Alas, that is not the opinion of serious scholars of the phenomenon writing in an era before the present day, and the prevailing intellectual and moral idiocy of political correctness which a priori precludes (and vilifies) such important analyses. Hence Bob’s piece is as rare as it is invaluable.

Barbary jihad piracy was merely a 16th through 19th century [5] manifestation of the naval razzias characteristic of Islamic imperialism since its emergence (pp.41-43 [6]) in the 7th and 8th centuries. For example, although the Abbasid state (750-1250) “orientalized” the Caliphate, and lacked naval power of any importance, in the west, Muslim forces (i.e., decentralized, “organic formations”), continued the Islamic expansion by maritime warfare. Throughout the 9th and 10th centuries, Berbers and Arabs from Spain and North Africa launched raids along the coastal regions of France, Italy, Sicily, and in the Greek archipelago.

Francisco Gabrieli has described how these naval razzias were concordant with jihad, yet antithetical to the modern rule of law. He also emphasized their capacity for conquest, or, even when “disorganized”, triumphal rapine and destruction:

According to present-day concepts of international relations, such activities amounted to piracy, but they correspond perfectly to jihad, an Islamic religious duty. The conquest of Crete, in the east, and a good portion of the corsair warfare along the Provencal and Italian coasts, in the West, are among the most conspicuous instances of such “private initiative” which contributed to Arab domination in the Mediterranean.

…In the second half of the ninth century, a large number of Saracen (Muslim) raids occurred throughout Southern and Central Italy, but we do not get the impression of their ever having been part of a plan or organized conquest, as Musa’s, Tariq’s, and Asad’s campaigns had been in Spain and Sicily.
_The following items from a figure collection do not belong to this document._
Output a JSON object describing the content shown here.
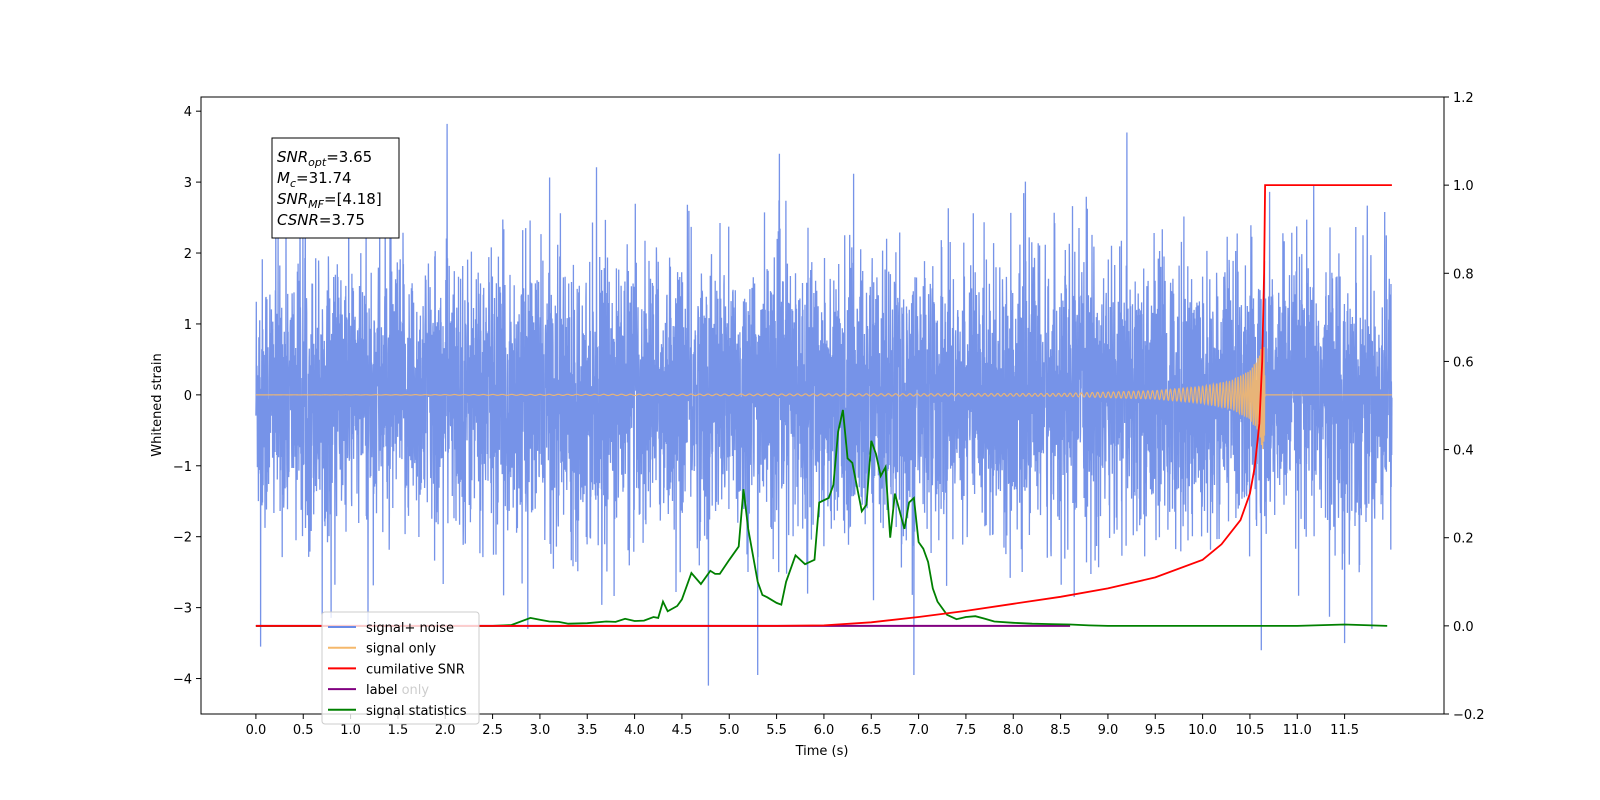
{
  "chart_data": {
    "type": "line",
    "xlabel": "Time (s)",
    "ylabel": "Whitened strain",
    "ylim": [
      -4.5,
      4.2
    ],
    "y2lim": [
      -0.2,
      1.2
    ],
    "xlim": [
      -0.58,
      12.55
    ],
    "x_ticks": [
      "0.0",
      "0.5",
      "1.0",
      "1.5",
      "2.0",
      "2.5",
      "3.0",
      "3.5",
      "4.0",
      "4.5",
      "5.0",
      "5.5",
      "6.0",
      "6.5",
      "7.0",
      "7.5",
      "8.0",
      "8.5",
      "9.0",
      "9.5",
      "10.0",
      "10.5",
      "11.0",
      "11.5"
    ],
    "y_ticks": [
      "−4",
      "−3",
      "−2",
      "−1",
      "0",
      "1",
      "2",
      "3",
      "4"
    ],
    "y2_ticks": [
      "−0.2",
      "0.0",
      "0.2",
      "0.4",
      "0.6",
      "0.8",
      "1.0",
      "1.2"
    ],
    "info_box": [
      {
        "base": "SNR",
        "sub": "opt",
        "rest": "=3.65"
      },
      {
        "base": "M",
        "sub": "c",
        "rest": "=31.74"
      },
      {
        "base": "SNR",
        "sub": "MF",
        "rest": "=[4.18]"
      },
      {
        "base": "CSNR",
        "sub": "",
        "rest": "=3.75"
      }
    ],
    "legend_position": "lower-left",
    "legend": [
      {
        "label": "signal+ noise",
        "color": "#6a8ae6"
      },
      {
        "label": "signal only",
        "color": "#f5b86b"
      },
      {
        "label": "cumilative SNR",
        "color": "#ff0000"
      },
      {
        "label": "label",
        "color": "#800080"
      },
      {
        "label": "signal statistics",
        "color": "#008000"
      }
    ],
    "legend_hidden_text": "label only",
    "series": [
      {
        "name": "signal+ noise",
        "axis": "left",
        "color": "#6a8ae6",
        "x_range": [
          0.0,
          12.0
        ],
        "envelope_typical": [
          -1.65,
          1.65
        ],
        "notable_extremes": [
          [
            0.05,
            -3.55
          ],
          [
            2.02,
            3.82
          ],
          [
            4.78,
            -4.1
          ],
          [
            5.3,
            -3.95
          ],
          [
            6.95,
            -3.95
          ],
          [
            9.2,
            3.7
          ],
          [
            10.62,
            -3.6
          ],
          [
            11.5,
            -3.5
          ]
        ]
      },
      {
        "name": "signal only",
        "axis": "left",
        "color": "#f5b86b",
        "x": [
          0.0,
          8.5,
          9.5,
          10.0,
          10.3,
          10.5,
          10.6,
          10.65,
          10.66,
          12.0
        ],
        "amplitude": [
          0.0,
          0.02,
          0.06,
          0.12,
          0.2,
          0.35,
          0.55,
          0.9,
          0.0,
          0.0
        ]
      },
      {
        "name": "cumilative SNR",
        "axis": "right",
        "color": "#ff0000",
        "x": [
          0.0,
          4.0,
          5.5,
          6.0,
          6.5,
          7.0,
          7.5,
          8.0,
          8.5,
          9.0,
          9.5,
          10.0,
          10.2,
          10.4,
          10.5,
          10.55,
          10.6,
          10.63,
          10.65,
          10.66,
          12.0
        ],
        "y": [
          0.0,
          0.0,
          0.0,
          0.001,
          0.008,
          0.02,
          0.034,
          0.05,
          0.066,
          0.085,
          0.11,
          0.15,
          0.185,
          0.24,
          0.3,
          0.36,
          0.46,
          0.6,
          0.8,
          1.0,
          1.0
        ]
      },
      {
        "name": "label",
        "axis": "right",
        "color": "#800080",
        "x": [
          0.0,
          8.6
        ],
        "y": [
          0.0,
          0.0
        ]
      },
      {
        "name": "signal statistics",
        "axis": "right",
        "color": "#008000",
        "x": [
          0.0,
          0.5,
          1.0,
          1.5,
          2.0,
          2.5,
          2.7,
          2.9,
          3.0,
          3.1,
          3.2,
          3.3,
          3.5,
          3.7,
          3.8,
          3.9,
          4.0,
          4.1,
          4.2,
          4.25,
          4.3,
          4.35,
          4.45,
          4.5,
          4.6,
          4.7,
          4.8,
          4.85,
          4.9,
          5.0,
          5.1,
          5.15,
          5.2,
          5.3,
          5.35,
          5.4,
          5.5,
          5.55,
          5.6,
          5.7,
          5.8,
          5.9,
          5.95,
          6.05,
          6.1,
          6.15,
          6.2,
          6.25,
          6.3,
          6.4,
          6.45,
          6.5,
          6.55,
          6.6,
          6.65,
          6.7,
          6.75,
          6.8,
          6.85,
          6.9,
          6.95,
          7.0,
          7.05,
          7.1,
          7.15,
          7.2,
          7.3,
          7.4,
          7.5,
          7.6,
          7.7,
          7.8,
          8.0,
          8.2,
          8.4,
          8.6,
          8.8,
          9.0,
          10.0,
          11.0,
          11.5,
          11.95
        ],
        "y": [
          0.0,
          0.0,
          0.0,
          0.0,
          0.0,
          0.0,
          0.002,
          0.018,
          0.014,
          0.01,
          0.009,
          0.005,
          0.006,
          0.01,
          0.009,
          0.016,
          0.011,
          0.012,
          0.02,
          0.018,
          0.055,
          0.033,
          0.045,
          0.06,
          0.12,
          0.095,
          0.125,
          0.118,
          0.118,
          0.15,
          0.18,
          0.31,
          0.22,
          0.1,
          0.07,
          0.065,
          0.052,
          0.048,
          0.1,
          0.16,
          0.14,
          0.15,
          0.28,
          0.29,
          0.32,
          0.44,
          0.49,
          0.38,
          0.37,
          0.26,
          0.275,
          0.42,
          0.39,
          0.34,
          0.36,
          0.2,
          0.3,
          0.26,
          0.22,
          0.28,
          0.29,
          0.19,
          0.175,
          0.145,
          0.085,
          0.055,
          0.025,
          0.015,
          0.02,
          0.022,
          0.016,
          0.01,
          0.007,
          0.005,
          0.004,
          0.003,
          0.001,
          0.0,
          0.0,
          0.0,
          0.003,
          0.0
        ]
      }
    ]
  }
}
Their only object seems to have been destruction and looting which was also the object of the armed groups faced by Charles on the Balat ash-Shuhada near Poitiers.

…The no less classical themes of Arabic war poetry, the hamasah sanctified by jihad, ring out in the recollections and boasts of Ibn Hamdis, the Sicilian Abu Firas, who exalts the military successes of Islam on Calabrian soil, the landing of Muslim troops at Reggio and their exploits against the patricians whom they cut to pieces or put to flight.
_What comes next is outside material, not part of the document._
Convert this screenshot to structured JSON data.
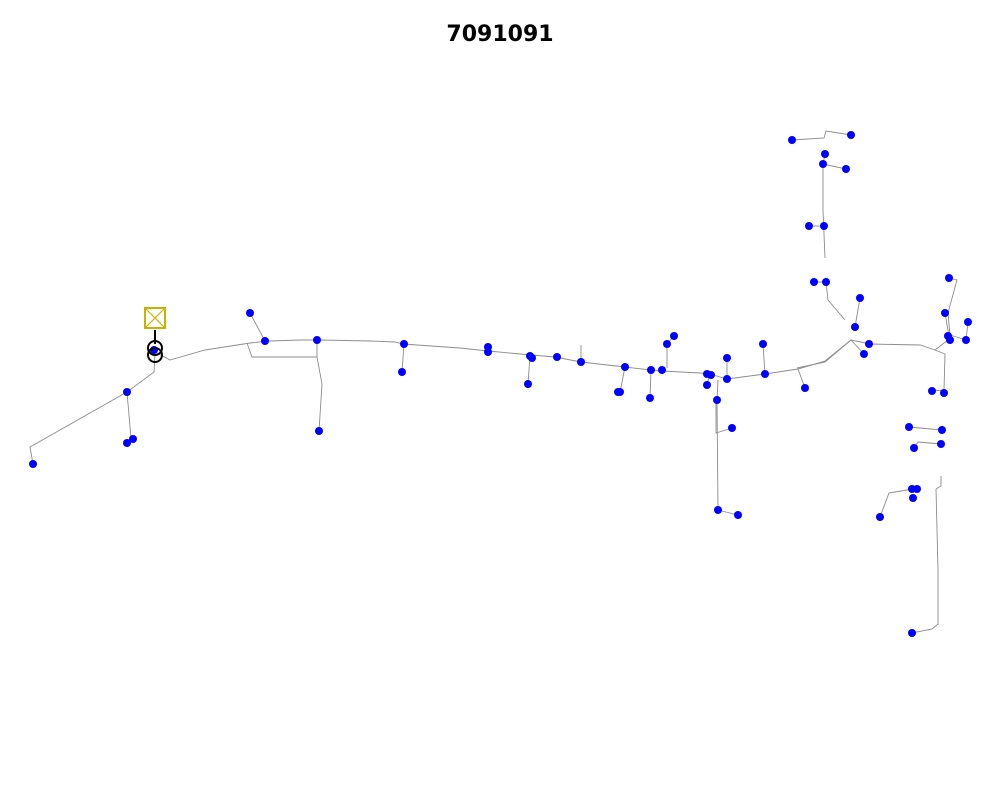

And here are additional timeless insights excerpts from Snouck Hurgronje’s The Achenese, circa 1906 (in English translation), followed by Bob Spencer’s important piece:

To these peoples in whom the savage is as a rule not yet extinct, nothing can more attractive than the idea that they as Mohammedans are the lords of the world and that all infidels stand far below them while the privilege or obligation of depriving certain of the latter of life or property merely gives a new turn to their favorite pursuits of fighting and pillage”

From Mohammedanism (which for centuries she [i.e., Aceh] is reputed to have accepted) she really only learnt a large number of dogmas relating to hatred of the infidel without any of their mitigating concomitants; so the Acehnese made a regular business of piracy and man-hunting at the expense of the neighboring non-Mohammedan countries and islands, and considered that they were justified in any act of treachery or violence to European (and latterly to American) traders who came in search of pepper, the staple product of the country. Complaints of robbery and murder on board ships trading in Acehnese parts thus grew to be chronic.“

The Somali Pirates Are Jihadists [4]

Not only are the Somali pirates Islamic jihadists, but their religious identity is much more important to them than being considered the sons and heirs of Blackbeard and Captain Kidd. On Sunday, Reuters quoted one of the pirates saying, “We never kill people. We are Muslims. We are marines, coastguards — not pirates.”